Although the writing is not excellent, this book offers powerful tools in navigating your relationship with your mom (or any other figure in your life that has a disproportionate influence over you.)
This book is not only about complicated mother and daughter relationship but also about "guilty" relationship in general. Plenty personal author's examples of various situations and many advices of mental excerses. I really enjoyed parts about reactions to twisted situations and ways to react, analyse and respond to them. I also liked author's respect to one's decision do not communicate with one's mother (instead of trying to talk over it). Parents are people you didn't choose let into your life and I always believed that it is child's right to choose either to stop or cut the relationship with them.

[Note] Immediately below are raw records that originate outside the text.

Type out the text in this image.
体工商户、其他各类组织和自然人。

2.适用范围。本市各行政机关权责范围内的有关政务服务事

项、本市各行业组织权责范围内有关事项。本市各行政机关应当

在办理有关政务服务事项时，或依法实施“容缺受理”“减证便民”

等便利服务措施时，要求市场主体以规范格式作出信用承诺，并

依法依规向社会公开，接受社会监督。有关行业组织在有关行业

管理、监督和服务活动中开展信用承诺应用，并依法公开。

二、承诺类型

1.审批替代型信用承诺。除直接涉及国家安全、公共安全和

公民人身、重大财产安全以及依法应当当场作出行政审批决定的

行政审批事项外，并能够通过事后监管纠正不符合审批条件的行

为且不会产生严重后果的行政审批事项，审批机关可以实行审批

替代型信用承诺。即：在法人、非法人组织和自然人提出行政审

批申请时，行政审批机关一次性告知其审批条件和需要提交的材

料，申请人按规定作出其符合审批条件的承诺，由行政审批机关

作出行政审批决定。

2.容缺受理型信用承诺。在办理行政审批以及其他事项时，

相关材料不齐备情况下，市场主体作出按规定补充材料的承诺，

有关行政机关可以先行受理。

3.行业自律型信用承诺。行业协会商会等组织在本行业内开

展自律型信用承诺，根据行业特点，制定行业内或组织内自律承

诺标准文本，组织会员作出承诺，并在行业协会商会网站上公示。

I felt like this book was written by the future me and sent back in time to have Karen write it. This writing was a relief! I realization that my mother issues are not just me - I’m not alone. Others have the same experiences and trauma I had. It also gave me hope that I can develop healthy boundaries even though my mom doesn’t have to participate. Remember, the airy states she isn’t a therapist, and she in no way ever says that therapy should not be a device to help the healing process. What she offers are practical tools, concepts and remothering yourself to get the support you need, even if it’s from yourself.
I found helpful tidbits of information in this book but felt like it was lacking substance. Instead of fewer, more in depth chapters about real life examples, the author stuck more to a text book approach (lots of chapters) - let’s throw every issue at the wall and see if it resonates with someone. Either way, I’m glad I finished it. There’s probably better books for me on the topic out there though.
Very useful guide with examples of how to deal with a difficult Mother. A lot of research was used in this writing. I appreciate the tedious task this had to be. I found this book to be a useful tool, in moving forward in these difficult relationships between both Mother's and Daughters.